SBI Macquarie Infrastructure Fund (MSIF) has picked up 11 per cent stake in telecom infrastructure company Viom Networks, previously known as Quippo-WTTIL, for $304 million.
The $1-billion fund bought out the stake from SREI group-promoted Quippo Telecom Infrastructure (QTIL), which has a 46 per cent stake in Viom. This is its largest investment in India till date for MSIF, Mr Varun Bajpai, CEO of SBI Macquarie Infrastructure Management, said at a press meet here on Wednesday.
SBI Macquarie Infrastructure Management is a joint venture of Macquarie Capital and State Bank of India.
The stakes held by the Kanoria family, GIC Singapore, IDFC Private Equity and Oman Investment Fund (all of whom are investors in QTIL) will come down, said Mr Sunil Kanoria, Vice-Chairman of SREI.

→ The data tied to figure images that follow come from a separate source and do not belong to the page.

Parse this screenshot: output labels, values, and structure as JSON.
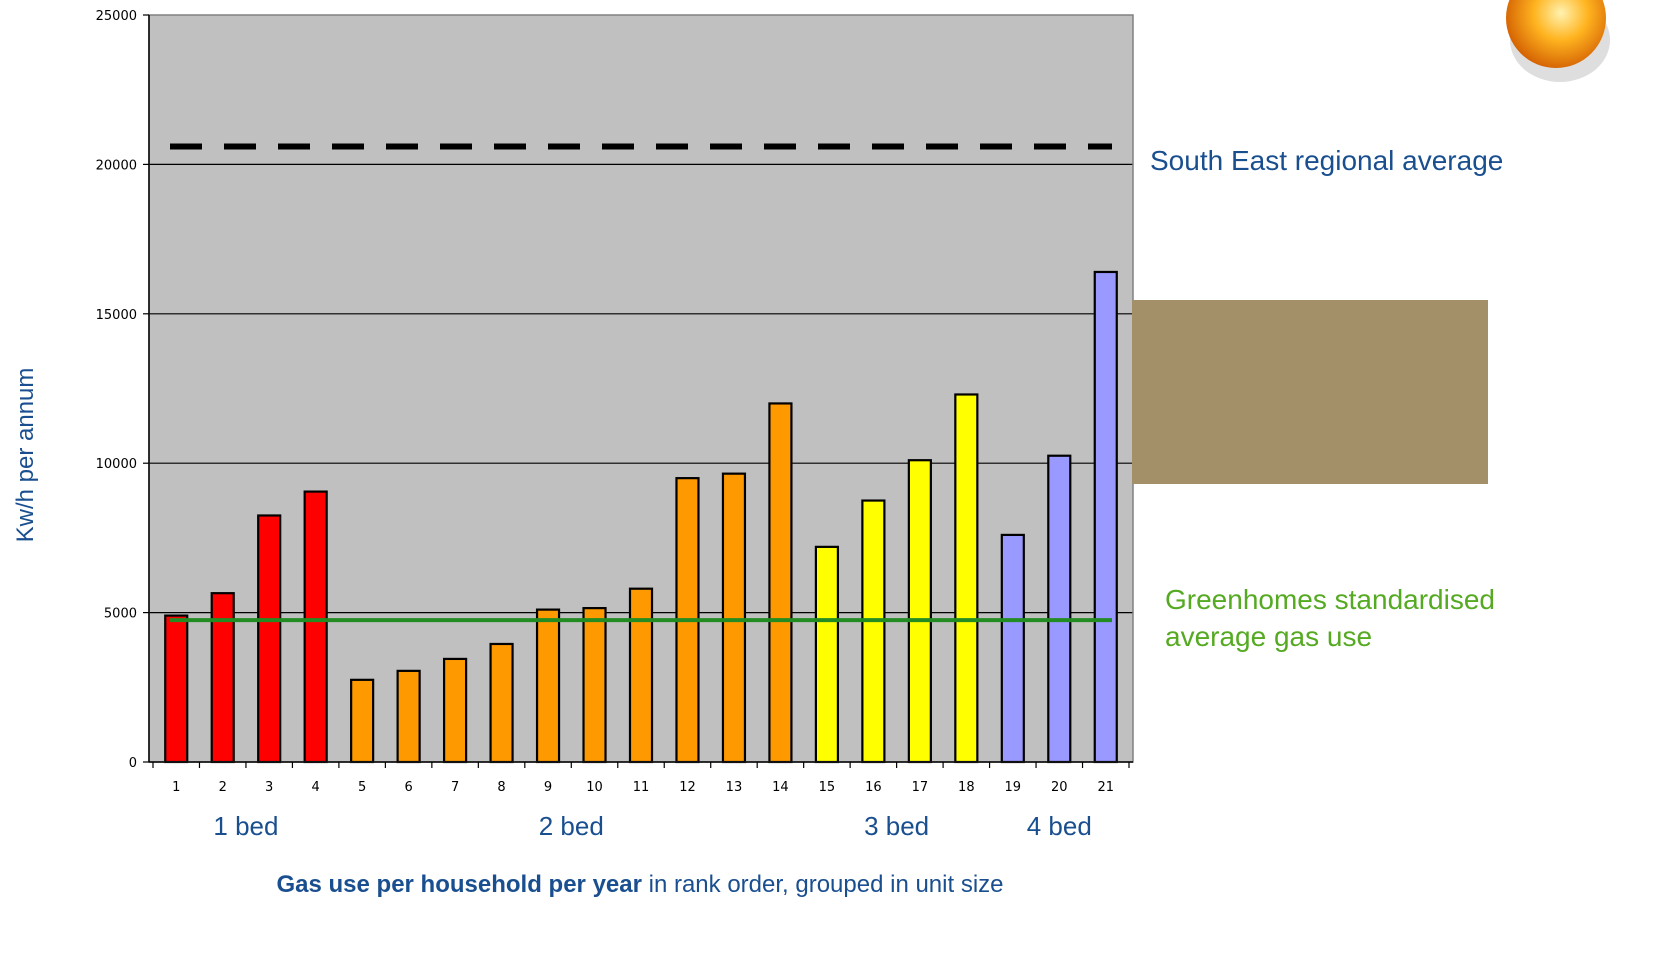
{
  "chart_data": {
    "type": "bar",
    "title": "",
    "xlabel_bold": "Gas use per household per year",
    "xlabel_rest": " in rank order, grouped in unit size",
    "ylabel": "Kw/h per annum",
    "ylim": [
      0,
      25000
    ],
    "yticks": [
      "0",
      "5000",
      "10000",
      "15000",
      "20000",
      "25000"
    ],
    "categories": [
      "1",
      "2",
      "3",
      "4",
      "5",
      "6",
      "7",
      "8",
      "9",
      "10",
      "11",
      "12",
      "13",
      "14",
      "15",
      "16",
      "17",
      "18",
      "19",
      "20",
      "21"
    ],
    "values": [
      4900,
      5650,
      8250,
      9050,
      2750,
      3050,
      3450,
      3950,
      5100,
      5150,
      5800,
      9500,
      9650,
      12000,
      7200,
      8750,
      10100,
      12300,
      7600,
      10250,
      16400
    ],
    "bar_colors": [
      "#ff0000",
      "#ff0000",
      "#ff0000",
      "#ff0000",
      "#ff9900",
      "#ff9900",
      "#ff9900",
      "#ff9900",
      "#ff9900",
      "#ff9900",
      "#ff9900",
      "#ff9900",
      "#ff9900",
      "#ff9900",
      "#ffff00",
      "#ffff00",
      "#ffff00",
      "#ffff00",
      "#9999ff",
      "#9999ff",
      "#9999ff"
    ],
    "groups": [
      {
        "label": "1 bed",
        "first": 1,
        "last": 4
      },
      {
        "label": "2 bed",
        "first": 5,
        "last": 14
      },
      {
        "label": "3 bed",
        "first": 15,
        "last": 18
      },
      {
        "label": "4 bed",
        "first": 19,
        "last": 21
      }
    ],
    "reference_lines": [
      {
        "label": "South East regional average",
        "value": 20600,
        "style": "dashed",
        "color": "#000000"
      },
      {
        "label_line1": "Greenhomes standardised",
        "label_line2": "average gas use",
        "value": 4750,
        "style": "solid",
        "color": "#228b22"
      }
    ],
    "plot_background": "#c0c0c0",
    "grid": true
  },
  "decor": {
    "overlay_box_color": "#a39068"
  }
}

The India-focused MSIF recently invested Rs 125 crore in an arm of Adhunik Power and Natural Resources.
Last week QTIL completed the process of merging with WTTIL (the tower arm of Tata Teleservices). The deal that was announced last year. Under the terms of the merger, QTIL had to pay Rs 2,400 crore to TTSL and also transfer its existing telecom infrastructure comprising 5,000 towers to WTTIL.

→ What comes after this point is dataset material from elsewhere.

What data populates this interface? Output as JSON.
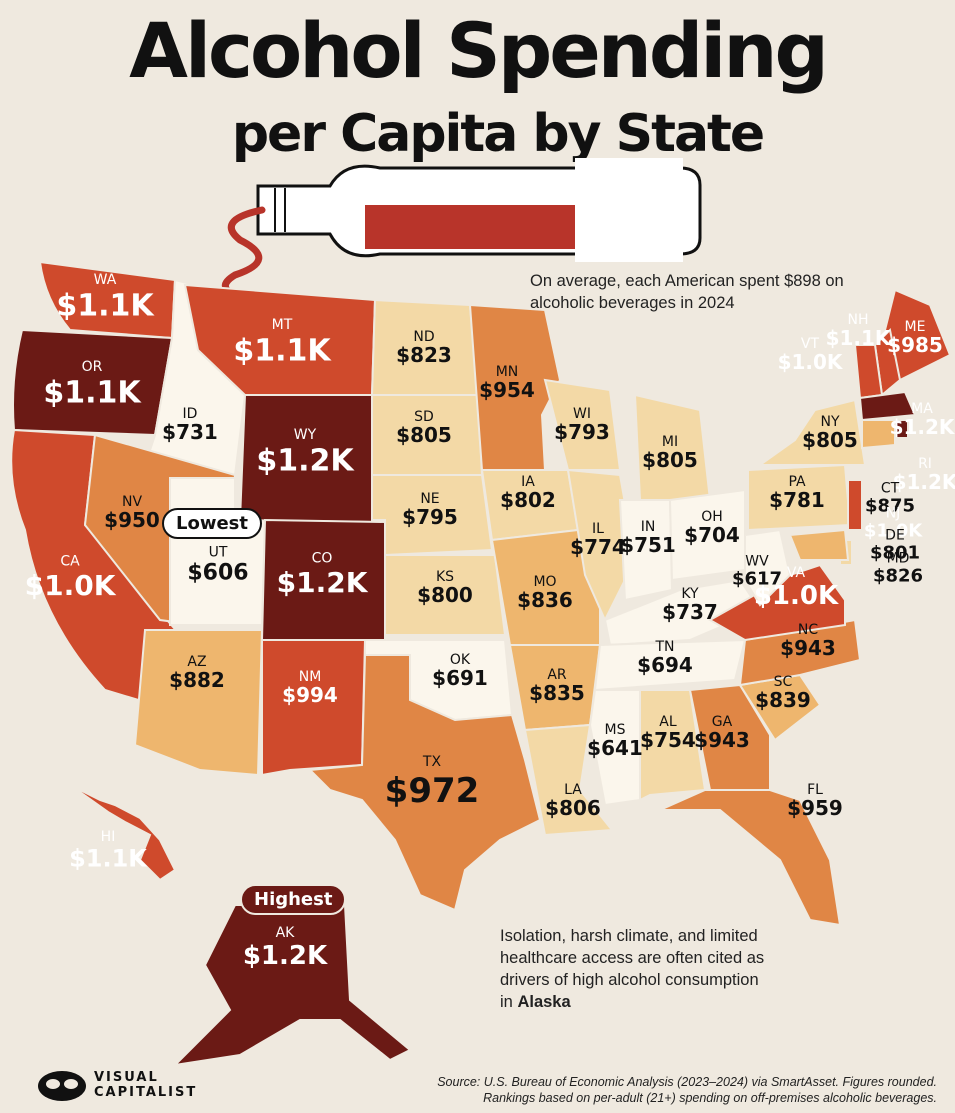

QTIL will use the proceeds from the MSIF stake sale to repay loans taken a year ago for making the payments to TTSL as part of the merger plan. This fund infusion by MSIF will make QTIL a debt-free company, said Mr Kanoria. Viom Networks is keen to bring on board a couple of more investors, he added
Operators in India's ultra competitive mobile telephony market have been shedding their tower businesses and renting capacity to cut debt and lower costs. However, demand for tower assets is set to increase as winners in a recent 3G licence auction start to roll out third generation services.
Viom, which now has 37,000 towers with 80,000 tenants, plans to add up to 25,000 towers in the next two years, Mr Arun Kapur, Chief Executive Officer, said.
This will involve an investment of up to Rs 8,000 crore, which will be funded through debt from public sector banks and non-banking financial companies.
The company could also go in for an initial public offering in one to three years, Mr Kanoria said.